Nicolas Tran écrit que (p.158) « c’est bien le style de gouvernement de Caligula qui causa sa perte. Son gouvernement monarchique et brutal suffisait à le condamner comme tyrannique. Ce style s’opposait au modèle instauré par Auguste et, en cela, Caligula pouvait apparaître en rupture avec le principat augustéen. C’est pourquoi les quatre années du pouvoir de Caligula furent une brève période que les Romains voulurent clore au plus vite, pour retrouver un style de gouvernement plus conforme à la voie tracée par Auguste ».

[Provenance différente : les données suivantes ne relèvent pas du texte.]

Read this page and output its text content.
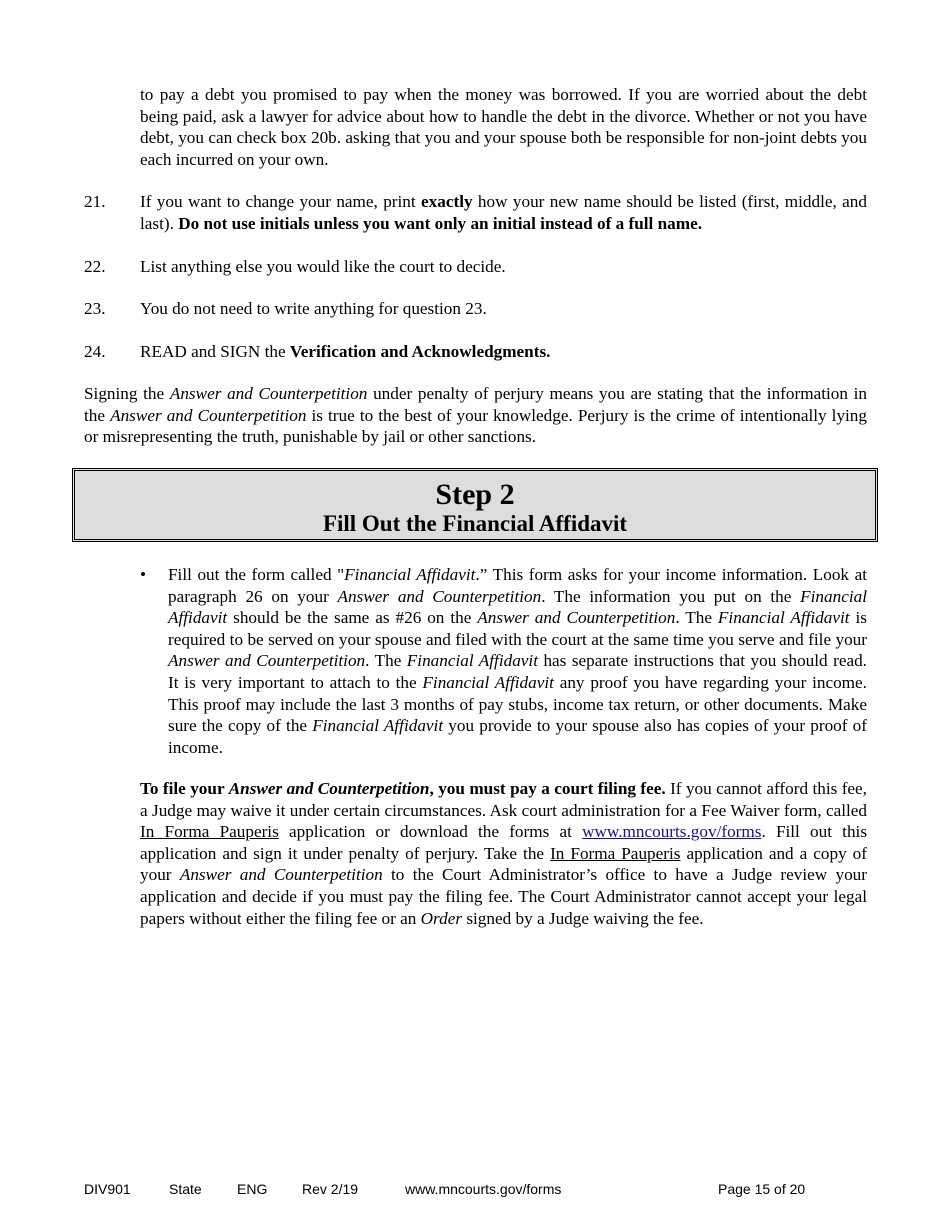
to pay a debt you promised to pay when the money was borrowed. If you are worried about the debt being paid, ask a lawyer for advice about how to handle the debt in the divorce. Whether or not you have debt, you can check box 20b. asking that you and your spouse both be responsible for non-joint debts you each incurred on your own.
21.	If you want to change your name, print exactly how your new name should be listed (first, middle, and last). Do not use initials unless you want only an initial instead of a full name.
22.	List anything else you would like the court to decide.
23.	You do not need to write anything for question 23.
24.	READ and SIGN the Verification and Acknowledgments.
Signing the Answer and Counterpetition under penalty of perjury means you are stating that the information in the Answer and Counterpetition is true to the best of your knowledge. Perjury is the crime of intentionally lying or misrepresenting the truth, punishable by jail or other sanctions.
Step 2
Fill Out the Financial Affidavit
• Fill out the form called "Financial Affidavit.” This form asks for your income information. Look at paragraph 26 on your Answer and Counterpetition. The information you put on the Financial Affidavit should be the same as #26 on the Answer and Counterpetition. The Financial Affidavit is required to be served on your spouse and filed with the court at the same time you serve and file your Answer and Counterpetition. The Financial Affidavit has separate instructions that you should read. It is very important to attach to the Financial Affidavit any proof you have regarding your income. This proof may include the last 3 months of pay stubs, income tax return, or other documents. Make sure the copy of the Financial Affidavit you provide to your spouse also has copies of your proof of income.
To file your Answer and Counterpetition, you must pay a court filing fee. If you cannot afford this fee, a Judge may waive it under certain circumstances. Ask court administration for a Fee Waiver form, called In Forma Pauperis application or download the forms at www.mncourts.gov/forms. Fill out this application and sign it under penalty of perjury. Take the In Forma Pauperis application and a copy of your Answer and Counterpetition to the Court Administrator’s office to have a Judge review your application and decide if you must pay the filing fee. The Court Administrator cannot accept your legal papers without either the filing fee or an Order signed by a Judge waiving the fee.
DIV901	State	ENG Rev 2/19	www.mncourts.gov/forms	Page 15 of 20
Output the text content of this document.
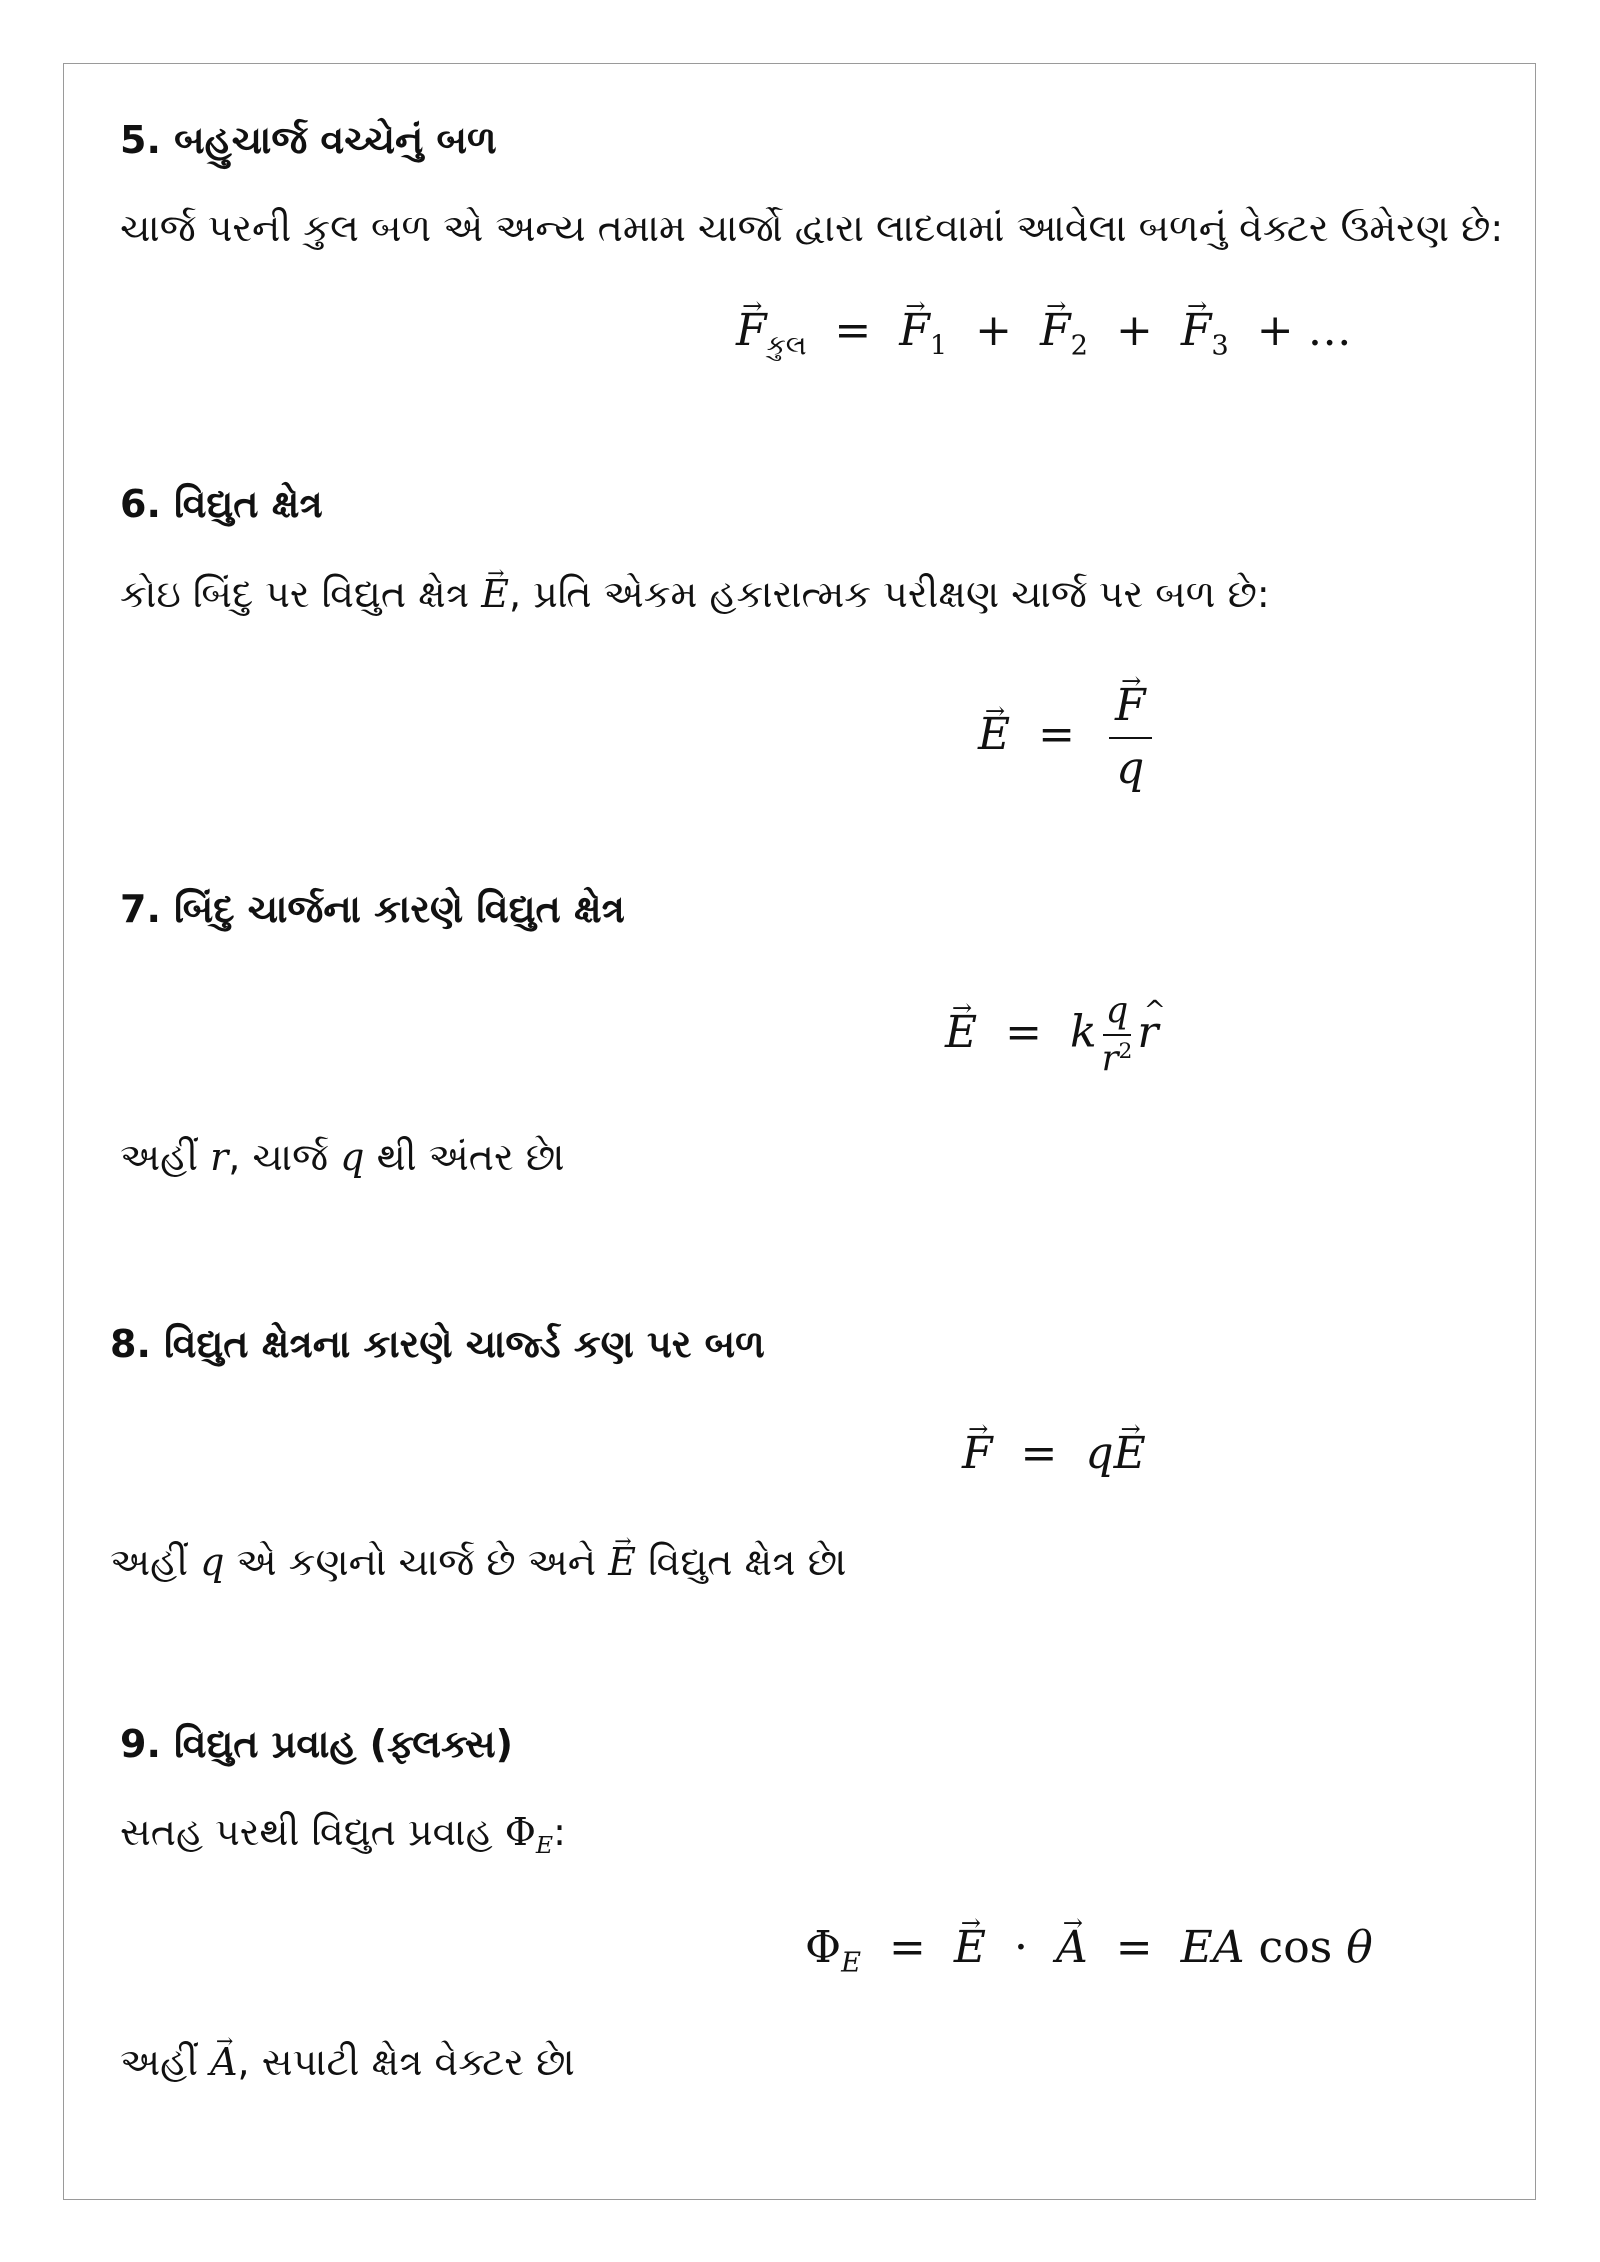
5. બહુચાર્જ વચ્ચેનું બળ
ચાર્જ પરની કુલ બળ એ અન્ય તમામ ચાર્જો દ્વારા લાદવામાં આવેલા બળનું વેક્ટર ઉમેરણ છે:
→ $F_{કુલ}$ = → $F_1$ + → $F_2$ + → $F_3$ + …
6. વિદ્યુત ક્ષેત્ર
કોઇ બિંદુ પર વિદ્યુત ક્ષેત્ર → E, પ્રતિ એકમ હકારાત્મક પરીક્ષણ ચાર્જ પર બળ છે:
→ E = → $\frac{F}{q}$
7. બિંદુ ચાર્જના કારણે વિદ્યુત ક્ષેત્ર
→ E = k $\frac{q}{r^2}$ ^ r
અહીં r, ચાર્જ q થી અંતર છે।
8. વિદ્યુત ક્ષેત્રના કારણે ચાર્જ્ડ કણ પર બળ
→ F = q→ E
અહીં q એ કણનો ચાર્જ છે અને → E વિદ્યુત ક્ષેત્ર છે।
9. વિદ્યુત પ્રવાહ (ફ્લક્સ)
સતહ પરથી વિદ્યુત પ્રવાહ $\Phi_E$:
$\Phi_E$ = → E · → A = EA cos θ
અહીં → A, સપાટી ક્ષેત્ર વેક્ટર છે।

La petite monographie de Nicolas Tran est un ouvrage concis, qui permet d’esquisser une toute autre figure de Caligula, loin de celle d’un empereur uniquement habité d’une « folie » et d’une « cruauté » sans pareille.
L’autre vertu de cet ouvrage est qu’il est très didactique et peut ainsi permettre au lecteur néophyte de plonger dans les réalités de la Rome impériale du premier siècle de notre ère.
On regrettera cependant l’absence totale de notes infrapaginales (même si c’est là, a priori, un choix délibéré de l’auteur), leur présence permettant d’aller puiser à la source de certaines affirmations, tout comme d’ailleurs l’absence de reproductions iconographiques pouvant venir en appui de certains propos.